Dodson and Sipe used information collected by the 2006 Australian Bureau of Statistics census to assess the impact of increased financial pressures on households across the five largest Australian cities: Sydney, Melbourne, Brisbane, Adelaide and Perth. They assessed the data on a weighted index that accounted for household income, car dependence and the size of mortgage payments and assigned a VAMPIRE (Vulnerability Assessment for Mortgage, Petrol and Inflation Risks and Expenditure) rating for each local area — the higher the rating, the greater the vulnerability to increased fuel prices, interest rates and inflation.

The study found that the outer suburbs of the largest cities, typically populated by less wealthy households, serviced by less reliable public transport and relying heavily on private car travel, faced the highest vulnerability. The results confirmed the findings of the authors' 2006 study Shocking the Suburbs, which was based on 2001 census data, but showed that in large parts of the biggest Australian cities, the situation had become even worse.

In Melbourne, "42.3% saw their oil and mortgage vulnerability worsen during the 2001-06 period", the report found. In Sydney, the figure was 41%, while in Perth the figure was 39.5% and Adelaide 38.5%. Only in Brisbane was the situation "largely static".

Dodson and Sipe believe that their results show that immediate action by governments in developing greater access to public transport is needed. "Our research shows that the areas of greatest need in terms of public transport investment are the outer and fringe suburbs of Australian cities where households are generally more car dependent, and less wealthy", Dodson told Green Left Weekly.

The authors see both the federal Labor government's Fuelwatch and the Coalition's proposal to reduce fuel excise as inadequate measures in dealing with the social crisis caused by higher fuel and mortgage costs. "Neither of these approaches is likely to achieve any measurable impact on the exposure to higher fuel costs faced by suburban households.
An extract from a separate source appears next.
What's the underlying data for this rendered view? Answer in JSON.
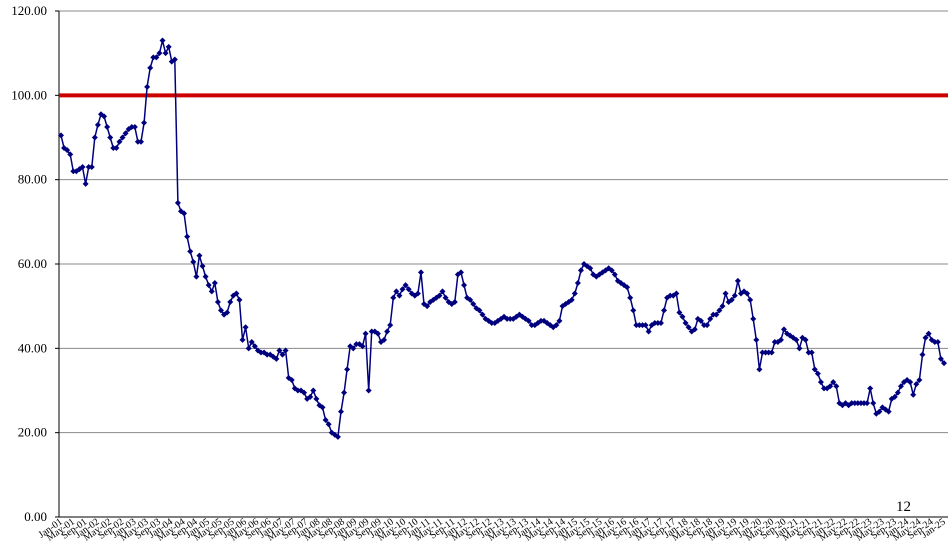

The evidence in favour of Fuelwatch as a method of stabilising petrol prices is weak", the report argues, while "fuel excise cuts of 5 cents per litre would have similar modest effect over the medium and longer term but would be achieved at far higher cost to government — approximately $1.75 billion based on current domestic fuel consumption levels".
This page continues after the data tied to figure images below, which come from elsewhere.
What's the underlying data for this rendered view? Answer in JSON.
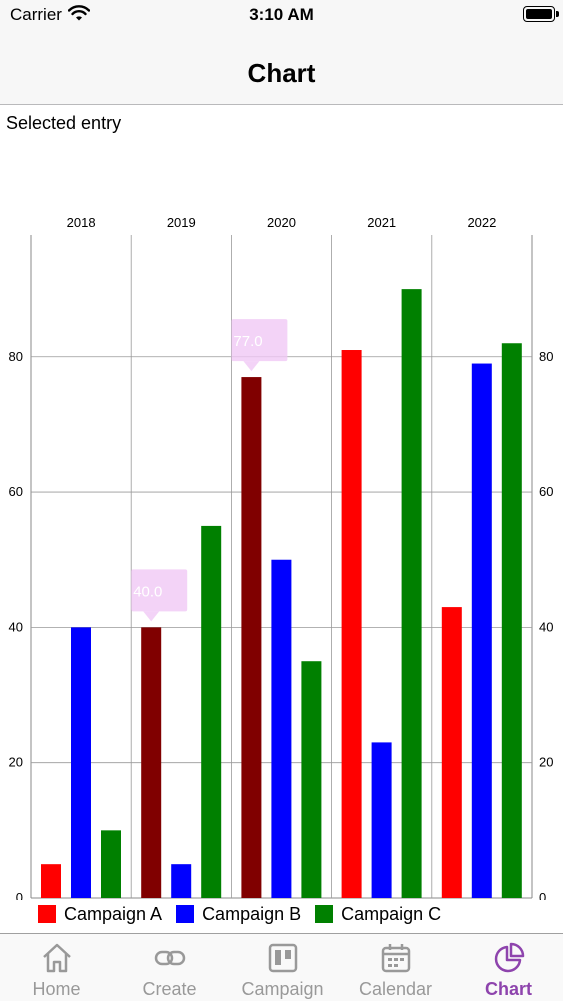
{
  "status_bar": {
    "carrier": "Carrier",
    "time": "3:10 AM"
  },
  "nav": {
    "title": "Chart"
  },
  "selected_entry_label": "Selected entry",
  "chart_data": {
    "type": "bar",
    "categories": [
      "2018",
      "2019",
      "2020",
      "2021",
      "2022"
    ],
    "series": [
      {
        "name": "Campaign A",
        "color": "#ff0000",
        "values": [
          5,
          40,
          77,
          81,
          43
        ]
      },
      {
        "name": "Campaign B",
        "color": "#0000ff",
        "values": [
          40,
          5,
          50,
          23,
          79
        ]
      },
      {
        "name": "Campaign C",
        "color": "#008000",
        "values": [
          10,
          55,
          35,
          90,
          82
        ]
      }
    ],
    "highlight_color": "#800000",
    "highlighted": [
      {
        "category": "2019",
        "series": "Campaign A",
        "label": "40.0"
      },
      {
        "category": "2020",
        "series": "Campaign A",
        "label": "77.0"
      }
    ],
    "y_ticks": [
      0,
      20,
      40,
      60,
      80
    ],
    "ylim": [
      0,
      98
    ],
    "y_axis_sides": [
      "left",
      "right"
    ],
    "x_axis_position": "top",
    "grid": true,
    "legend_position": "bottom-left"
  },
  "tabs": [
    {
      "label": "Home",
      "icon": "home-icon",
      "active": false
    },
    {
      "label": "Create",
      "icon": "link-icon",
      "active": false
    },
    {
      "label": "Campaign",
      "icon": "board-icon",
      "active": false
    },
    {
      "label": "Calendar",
      "icon": "calendar-icon",
      "active": false
    },
    {
      "label": "Chart",
      "icon": "pie-chart-icon",
      "active": true
    }
  ]
}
Urban design that guides the development of Australia's cities assumes that private vehicle transport will be the dominant form of travel indefinitely, "despite many rhetorical commitments within Australian metropolitan plans to reduce car reliance and promote travel by alternative modes", Dodson and Sipe argue.
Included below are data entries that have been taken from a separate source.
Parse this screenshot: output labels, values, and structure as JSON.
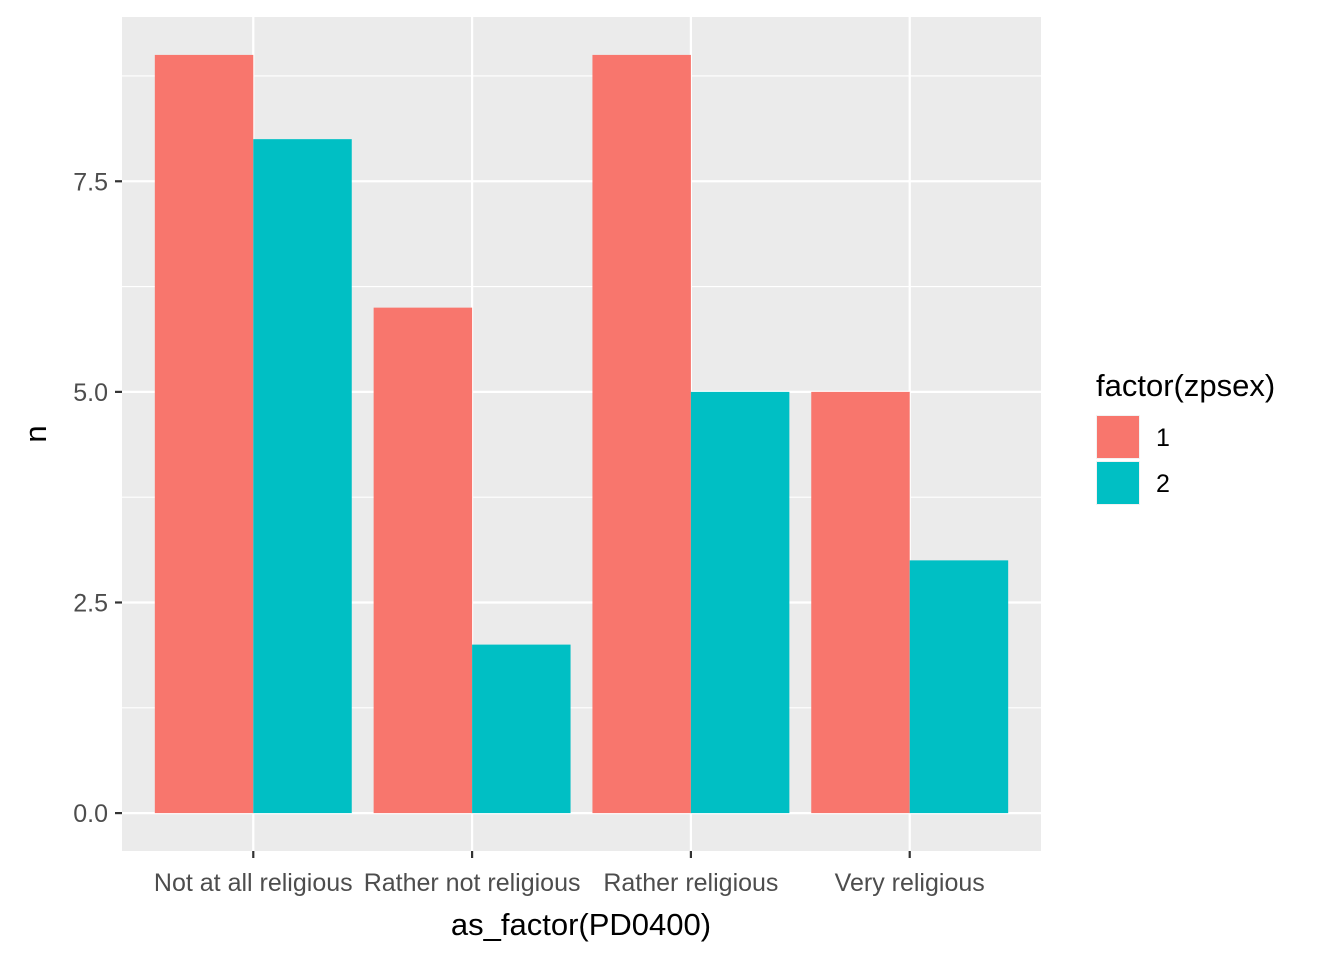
{
  "chart_data": {
    "type": "bar",
    "title": "",
    "xlabel": "as_factor(PD0400)",
    "ylabel": "n",
    "categories": [
      "Not at all religious",
      "Rather not religious",
      "Rather religious",
      "Very religious"
    ],
    "series": [
      {
        "name": "1",
        "values": [
          9,
          6,
          9,
          5
        ],
        "color": "#F8766D"
      },
      {
        "name": "2",
        "values": [
          8,
          2,
          5,
          3
        ],
        "color": "#00BFC4"
      }
    ],
    "ylim": [
      -0.45,
      9.45
    ],
    "yticks": [
      0.0,
      2.5,
      5.0,
      7.5
    ],
    "ytick_labels": [
      "0.0",
      "2.5",
      "5.0",
      "7.5"
    ],
    "grid": true,
    "panel_background": "#EBEBEB",
    "grid_color": "#FFFFFF",
    "legend": {
      "title": "factor(zpsex)",
      "position": "right"
    }
  }
}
"Increased public transport investment in currently under-served areas is essential. More broadly, urban plans need to seriously question whether they are capable of producing cities that can function under much higher fuel prices", Dodson told GLW.

Where state governments have developed plans to extend public transport infrastructure, these are largely inadequate or misdirected, Dodson and Sipe argue.

The proposed underground CBD rail loop in Brisbane, the North-West Metro in Sydney and a similar proposal for Melbourne, would spend public money developing infrastructure where it is not most needed and "would inevitably crowd out investment in new rail infrastructure to oil- and mortgage-vulnerable outer suburban zones". The alternative, the report suggests, is to be found in "new outer suburban rail extensions and through improvements to interconnecting local bus services".

The social crisis facing outer-suburban, low-income households also has as much to do with the failure of the private ownership system to provide equitable access to housing. "Australia lacks a modest-income (not welfare) housing sector that provides a comparable level of security and stability to home ownership", Dodson told GLW. "A model of either cost-rental housing or non-profit rental is needed to fill the gap between public housing and home ownership."

Governments must also increase the frequency, availability and reliability of public transport to outer-suburban areas, to the level that exists in the nation's inner-cities. "There is a clear equity imperative to ensure that this level of public benefit is shared by those in the outer areas of Australian cities", the report argues.

"Modest extensions to existing suburban rail networks combined with comprehensively planned and high quality local suburban bus services would be a cheaper and more sustainable option for redressing suburban oil vulnerability than costly underground inner city services."

"State and federal governments need to develop a plan for addressing oil and mortgage vulnerability over the long term, through investment in public transport", Dodson told GLW.